Mexico, Brazil and Argentina’s latest actions on Russia’s invasion of Ukraine are shameful. The next time these populist governments claim to be champions of the principle of non-intervention in other countries’ internal affairs, they should be called out for what they are — hypocrites and cowards.

While the three countries initially condemned Russia’s brutal invasion of Ukraine at the United Nations, alongside the vast majority of the world’s diplomatic community, they since have undermined international efforts to punish Russia for its unjustified attack on a sovereign country.

On April 20, when U.S. Treasury Secretary Janet Yellen and finance ministers from the world’s biggest democracies walked out of a G-20 meeting in Washington, D.C., as their Russian counterpart took the podium, they were not joined by their peers from Mexico, Brazil and Argentina.

Instead, the finance ministers of these three Latin American countries stayed in the room, according to Argentina’s daily La Nación. By not walking out, they shunned Western efforts to suspend Russia from international groups such as the G-20, a consultation group of the world’s richest countries, and tacitly handed a propaganda victory to Russian autocrat Vladimir Putin.

A day later, on April 21, Mexico, Brazil and Argentina failed to support an Organization of American States (OAS) resolution that suspended Russia as a permanent observer of the 34-country group.

The OAS resolution was passed with 25 votes in favor, including those of Chile and Peru, both of them leftist governments, and eight abstentions. Mexico, Brazil, Argentina, Bolivia, El Salvador and Honduras were among the countries that abstained.

Ukraine’s government is openly disappointed by the lack of active support from some of Latin America’s biggest democracies. While traditionally neutral countries elsewhere, such as Switzerland, Sweden and Japan, are imposing sanctions on Putin’s regime, Mexico, Brazil and Argentina are not even willing to take symbolic measures against Russia.

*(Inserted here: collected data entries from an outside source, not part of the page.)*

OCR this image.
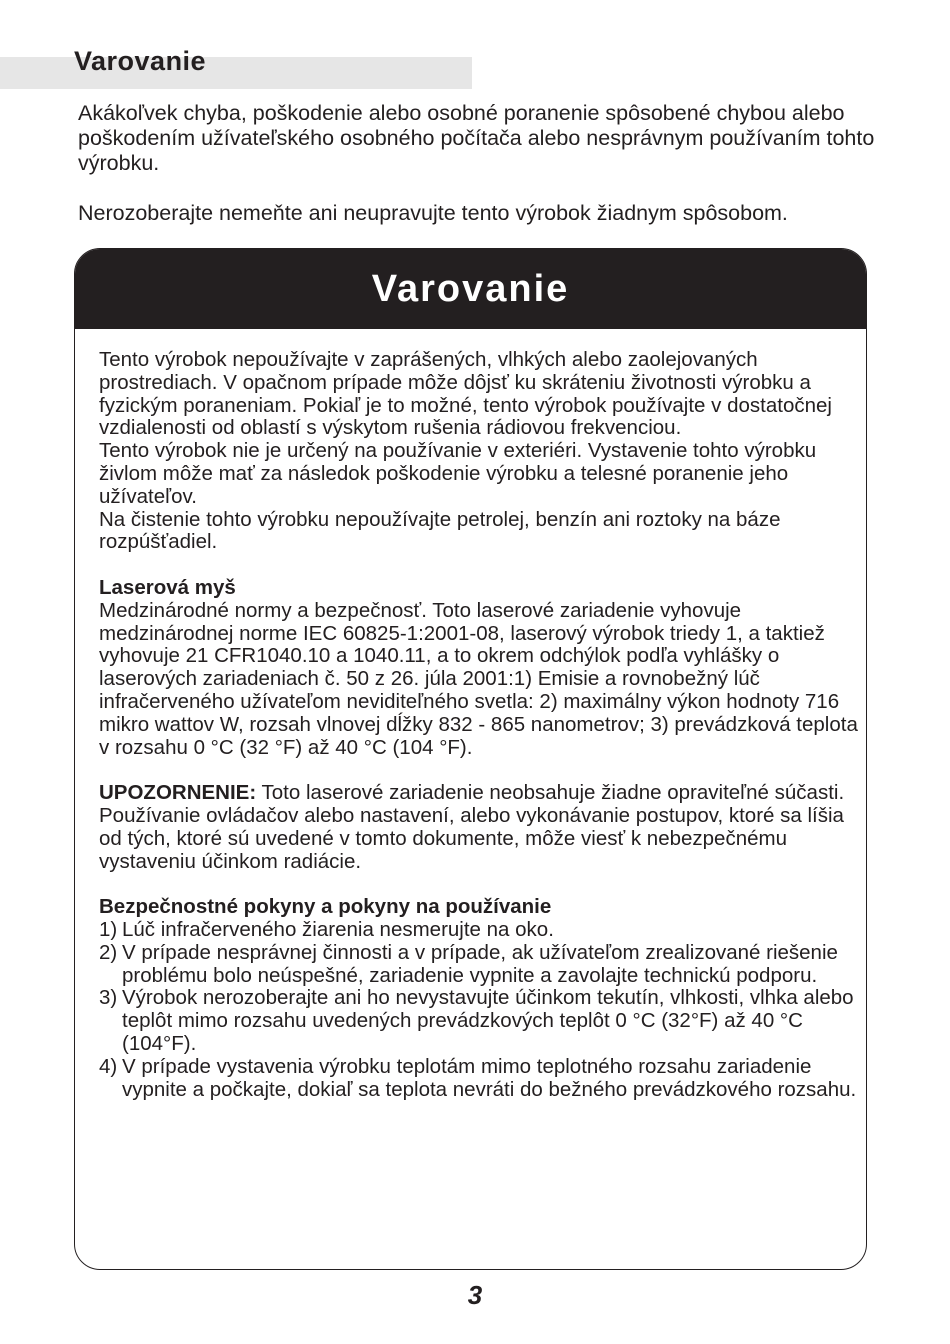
Varovanie

Akákoľvek chyba, poškodenie alebo osobné poranenie spôsobené chybou alebo poškodením užívateľského osobného počítača alebo nesprávnym používaním tohto výrobku.

Nerozoberajte nemeňte ani neupravujte tento výrobok žiadnym spôsobom.

Varovanie

Tento výrobok nepoužívajte v zaprášených, vlhkých alebo zaolejovaných prostrediach. V opačnom prípade môže dôjsť ku skráteniu životnosti výrobku a fyzickým poraneniam. Pokiaľ je to možné, tento výrobok používajte v dostatočnej vzdialenosti od oblastí s výskytom rušenia rádiovou frekvenciou.

Tento výrobok nie je určený na používanie v exteriéri. Vystavenie tohto výrobku živlom môže mať za následok poškodenie výrobku a telesné poranenie jeho užívateľov.

Na čistenie tohto výrobku nepoužívajte petrolej, benzín ani roztoky na báze rozpúšťadiel.

Laserová myš

Medzinárodné normy a bezpečnosť. Toto laserové zariadenie vyhovuje medzinárodnej norme IEC 60825-1:2001-08, laserový výrobok triedy 1, a taktiež vyhovuje 21 CFR1040.10 a 1040.11, a to okrem odchýlok podľa vyhlášky o laserových zariadeniach č. 50 z 26. júla 2001:1) Emisie a rovnobežný lúč infračerveného užívateľom neviditeľného svetla: 2) maximálny výkon hodnoty 716 mikro wattov W, rozsah vlnovej dĺžky 832 - 865 nanometrov; 3) prevádzková teplota v rozsahu 0 °C (32 °F) až 40 °C (104 °F).

UPOZORNENIE: Toto laserové zariadenie neobsahuje žiadne opraviteľné súčasti. Používanie ovládačov alebo nastavení, alebo vykonávanie postupov, ktoré sa líšia od tých, ktoré sú uvedené v tomto dokumente, môže viesť k nebezpečnému vystaveniu účinkom radiácie.

Bezpečnostné pokyny a pokyny na používanie

1) Lúč infračerveného žiarenia nesmerujte na oko.
2) V prípade nesprávnej činnosti a v prípade, ak užívateľom zrealizované riešenie problému bolo neúspešné, zariadenie vypnite a zavolajte technickú podporu.
3) Výrobok nerozoberajte ani ho nevystavujte účinkom tekutín, vlhkosti, vlhka alebo teplôt mimo rozsahu uvedených prevádzkových teplôt 0 °C (32°F) až 40 °C (104°F).
4) V prípade vystavenia výrobku teplotám mimo teplotného rozsahu zariadenie vypnite a počkajte, dokiaľ sa teplota nevráti do bežného prevádzkového rozsahu.
3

In a telephone interview from Ukraine, Yuri Diudin, the Ukrainian foreign ministry’s deputy director for Latin America, told me that his country wants a united front of the world’s democracies against Russia. But, unfortunately, not all are fully on board, he says.

“Some countries, even if they don’t openly support the Russian aggression, are neither categorically condemning it,” he told me, referring to Latin America’s biggest democracies. “They condemn it in their words, but we’re not seeing that happening with their actions.”

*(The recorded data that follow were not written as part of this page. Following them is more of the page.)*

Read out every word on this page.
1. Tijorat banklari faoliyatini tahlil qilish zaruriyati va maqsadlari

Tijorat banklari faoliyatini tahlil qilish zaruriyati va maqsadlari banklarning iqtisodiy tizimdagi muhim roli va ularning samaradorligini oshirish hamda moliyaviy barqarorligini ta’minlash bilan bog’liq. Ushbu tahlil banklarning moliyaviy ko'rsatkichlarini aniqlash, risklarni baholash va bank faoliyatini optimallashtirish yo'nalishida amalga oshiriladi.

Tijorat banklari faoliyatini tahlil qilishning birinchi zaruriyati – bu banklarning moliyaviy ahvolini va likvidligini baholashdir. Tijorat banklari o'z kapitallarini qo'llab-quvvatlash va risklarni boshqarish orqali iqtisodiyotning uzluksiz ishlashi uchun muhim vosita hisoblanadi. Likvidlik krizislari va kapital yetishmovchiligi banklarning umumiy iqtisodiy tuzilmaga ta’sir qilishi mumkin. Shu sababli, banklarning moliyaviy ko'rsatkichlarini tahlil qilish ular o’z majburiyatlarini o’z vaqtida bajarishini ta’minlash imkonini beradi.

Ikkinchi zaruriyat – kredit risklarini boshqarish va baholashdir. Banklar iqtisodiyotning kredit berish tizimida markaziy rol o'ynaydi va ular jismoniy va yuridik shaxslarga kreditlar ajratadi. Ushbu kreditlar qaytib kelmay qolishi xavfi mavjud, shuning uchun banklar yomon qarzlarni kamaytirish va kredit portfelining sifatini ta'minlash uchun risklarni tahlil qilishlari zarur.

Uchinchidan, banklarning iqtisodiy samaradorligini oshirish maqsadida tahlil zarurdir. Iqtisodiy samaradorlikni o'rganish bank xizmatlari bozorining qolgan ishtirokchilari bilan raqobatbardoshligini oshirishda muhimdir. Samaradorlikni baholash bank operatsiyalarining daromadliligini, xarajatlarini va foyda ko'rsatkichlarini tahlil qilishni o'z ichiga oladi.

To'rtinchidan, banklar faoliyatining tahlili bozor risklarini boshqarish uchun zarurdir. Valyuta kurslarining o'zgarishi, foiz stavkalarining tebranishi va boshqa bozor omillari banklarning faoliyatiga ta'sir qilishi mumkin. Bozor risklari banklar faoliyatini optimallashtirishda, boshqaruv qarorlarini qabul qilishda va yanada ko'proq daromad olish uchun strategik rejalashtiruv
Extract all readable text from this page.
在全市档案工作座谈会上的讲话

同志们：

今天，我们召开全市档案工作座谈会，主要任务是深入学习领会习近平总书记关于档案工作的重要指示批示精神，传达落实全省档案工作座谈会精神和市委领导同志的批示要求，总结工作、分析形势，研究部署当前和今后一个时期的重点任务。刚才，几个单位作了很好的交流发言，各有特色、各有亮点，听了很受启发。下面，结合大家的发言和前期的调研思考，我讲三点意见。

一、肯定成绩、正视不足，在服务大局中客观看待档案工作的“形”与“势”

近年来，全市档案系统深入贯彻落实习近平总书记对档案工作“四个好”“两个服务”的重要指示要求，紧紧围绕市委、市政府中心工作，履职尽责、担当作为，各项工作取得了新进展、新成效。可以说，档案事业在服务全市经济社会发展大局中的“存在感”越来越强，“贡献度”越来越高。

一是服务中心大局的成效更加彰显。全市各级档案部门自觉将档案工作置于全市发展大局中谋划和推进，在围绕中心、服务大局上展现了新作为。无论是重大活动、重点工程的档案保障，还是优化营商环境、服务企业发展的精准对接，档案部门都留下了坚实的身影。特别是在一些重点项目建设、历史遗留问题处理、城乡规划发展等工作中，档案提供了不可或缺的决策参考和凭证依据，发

He added that whether it’s boycotting speeches by Russian officials or suspending cultural or sports agreements, “Every measure [against Putin] is a grain of sand that helps, because it shows that countries are not aligned with Russia.”

Indeed, while international boycotts will probably not topple Putin, they help send a strong message to the Russian people that Putin is lying to them, and that the democratic world does not support Russia’s invasion.

Every time Mexico, Brazil or Argentina abstains from voting to punish Russia at international or regional organizations or fails to join Western democracies in boycotting events where Russian officials are allowed to spread their falsehoods, Putin scores a propaganda victory.

It allows the Russian strongman to effectively tell the Russian people: “You see, not only China, but the whole developing world is with us. It’s only the United States and European powers that are against us.”

Mexico and Brazil’s ambiguity about Russia’s invasion of Ukraine is all the more unfortunate because they have a history of actively supporting Western democracies — even with troops — at critical times, such as during World War II.

And they, as well as Argentina, are contradicting their own claims to be unwavering defenders of non-intervention in other countries’ internal affairs by failing to take a stronger stand against Russia.

Can there possibly be a bigger intervention in another country’s internal affairs than Russia’s invasion of Ukraine, with up to 190,000 Russian troops bombarding Ukrainian cities and killing thousands of civilians? How can some of these countries proclaim to be “anti-imperialist,” yet fail to take even the mildest actions against the biggest invasion by a world military power in recent memory?

It doesn’t make sense. Mexico, Brazil and Argentina should join the world’s democracies and actively oppose — even if it’s with symbolic gestures — Russia’s imperial ambitions.